DetermiNet: A Large-Scale Diagnostic Dataset for Complex Visually-Grounded Referencing using Determiners
This addresses a limitation in visual grounding for AI systems that need to understand complex object referencing in natural language, though it is incremental as it focuses on a specific dataset creation.
The authors tackled the problem of visual grounding models' inability to distinguish objects based on determiners like 'my' or 'those', by creating the DetermiNet dataset with 250,000 synthetic images and captions, and found that current state-of-the-art models perform poorly on this task.

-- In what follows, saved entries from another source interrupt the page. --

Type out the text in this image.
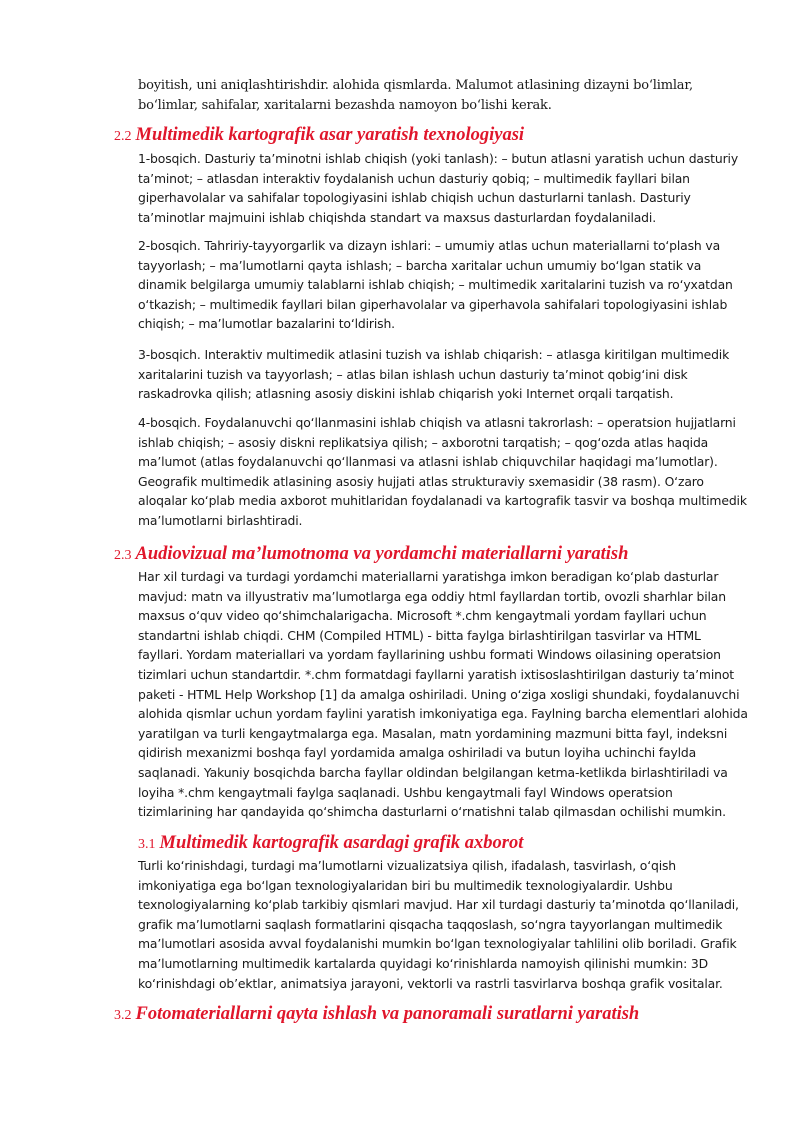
boyitish, uni aniqlashtirishdir. alohida qismlarda. Malumot atlasining dizayni bo‘limlar, bo‘limlar, sahifalar, xaritalarni bezashda namoyon bo‘lishi kerak.

2.2 Multimedik kartografik asar yaratish texnologiyasi

1-bosqich. Dasturiy ta’minotni ishlab chiqish (yoki tanlash): – butun atlasni yaratish uchun dasturiy ta’minot; – atlasdan interaktiv foydalanish uchun dasturiy qobiq; – multimedik fayllari bilan giperhavolalar va sahifalar topologiyasini ishlab chiqish uchun dasturlarni tanlash. Dasturiy ta’minotlar majmuini ishlab chiqishda standart va maxsus dasturlardan foydalaniladi.

2-bosqich. Tahririy-tayyorgarlik va dizayn ishlari: – umumiy atlas uchun materiallarni to‘plash va tayyorlash; – ma’lumotlarni qayta ishlash; – barcha xaritalar uchun umumiy bo‘lgan statik va dinamik belgilarga umumiy talablarni ishlab chiqish; – multimedik xaritalarini tuzish va ro‘yxatdan o‘tkazish; – multimedik fayllari bilan giperhavolalar va giperhavola sahifalari topologiyasini ishlab chiqish; – ma’lumotlar bazalarini to‘ldirish.

3-bosqich. Interaktiv multimedik atlasini tuzish va ishlab chiqarish: – atlasga kiritilgan multimedik xaritalarini tuzish va tayyorlash; – atlas bilan ishlash uchun dasturiy ta’minot qobig‘ini disk raskadrovka qilish; atlasning asosiy diskini ishlab chiqarish yoki Internet orqali tarqatish.

4-bosqich. Foydalanuvchi qo‘llanmasini ishlab chiqish va atlasni takrorlash: – operatsion hujjatlarni ishlab chiqish; – asosiy diskni replikatsiya qilish; – axborotni tarqatish; – qog‘ozda atlas haqida ma’lumot (atlas foydalanuvchi qo‘llanmasi va atlasni ishlab chiquvchilar haqidagi ma’lumotlar). Geografik multimedik atlasining asosiy hujjati atlas strukturaviy sxemasidir (38 rasm). O‘zaro aloqalar ko‘plab media axborot muhitlaridan foydalanadi va kartografik tasvir va boshqa multimedik ma’lumotlarni birlashtiradi.

2.3 Audiovizual ma’lumotnoma va yordamchi materiallarni yaratish

Har xil turdagi va turdagi yordamchi materiallarni yaratishga imkon beradigan ko‘plab dasturlar mavjud: matn va illyustrativ ma’lumotlarga ega oddiy html fayllardan tortib, ovozli sharhlar bilan maxsus o‘quv video qo‘shimchalarigacha. Microsoft *.chm kengaytmali yordam fayllari uchun standartni ishlab chiqdi. CHM (Compiled HTML) - bitta faylga birlashtirilgan tasvirlar va HTML fayllari. Yordam materiallari va yordam fayllarining ushbu formati Windows oilasining operatsion tizimlari uchun standartdir. *.chm formatdagi fayllarni yaratish ixtisoslashtirilgan dasturiy ta’minot paketi - HTML Help Workshop [1] da amalga oshiriladi. Uning o‘ziga xosligi shundaki, foydalanuvchi alohida qismlar uchun yordam faylini yaratish imkoniyatiga ega. Faylning barcha elementlari alohida yaratilgan va turli kengaytmalarga ega. Masalan, matn yordamining mazmuni bitta fayl, indeksni qidirish mexanizmi boshqa fayl yordamida amalga oshiriladi va butun loyiha uchinchi faylda saqlanadi. Yakuniy bosqichda barcha fayllar oldindan belgilangan ketma-ketlikda birlashtiriladi va loyiha *.chm kengaytmali faylga saqlanadi. Ushbu kengaytmali fayl Windows operatsion tizimlarining har qandayida qo‘shimcha dasturlarni o‘rnatishni talab qilmasdan ochilishi mumkin.

3.1 Multimedik kartografik asardagi grafik axborot

Turli ko‘rinishdagi, turdagi ma’lumotlarni vizualizatsiya qilish, ifadalash, tasvirlash, o‘qish imkoniyatiga ega bo‘lgan texnologiyalaridan biri bu multimedik texnologiyalardir. Ushbu texnologiyalarning ko‘plab tarkibiy qismlari mavjud. Har xil turdagi dasturiy ta’minotda qo‘llaniladi, grafik ma’lumotlarni saqlash formatlarini qisqacha taqqoslash, so‘ngra tayyorlangan multimedik ma’lumotlari asosida avval foydalanishi mumkin bo‘lgan texnologiyalar tahlilini olib boriladi. Grafik ma’lumotlarning multimedik kartalarda quyidagi ko‘rinishlarda namoyish qilinishi mumkin: 3D ko‘rinishdagi ob’ektlar, animatsiya jarayoni, vektorli va rastrli tasvirlarva boshqa grafik vositalar.

3.2 Fotomateriallarni qayta ishlash va panoramali suratlarni yaratish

State-of-the-art visual grounding models can achieve high detection accuracy, but they are not designed to distinguish between all objects versus only certain objects of interest. In natural language, in order to specify a particular object or set of objects of interest, humans use determiners such as "my", "either" and "those". Determiners, as an important word class, are a type of schema in natural language about the reference or quantity of the noun. Existing grounded referencing datasets place much less emphasis on determiners, compared to other word classes such as nouns, verbs and adjectives. This makes it difficult to develop models that understand the full variety and complexity of object referencing. Thus, we have developed and released the DetermiNet dataset , which comprises 250,000 synthetically generated images and captions based on 25 determiners. The task is to predict bounding boxes to identify objects of interest, constrained by the semantics of the given determiner. We find that current state-of-the-art visual grounding models do not perform well on the dataset, highlighting the limitations of existing models on reference and quantification tasks.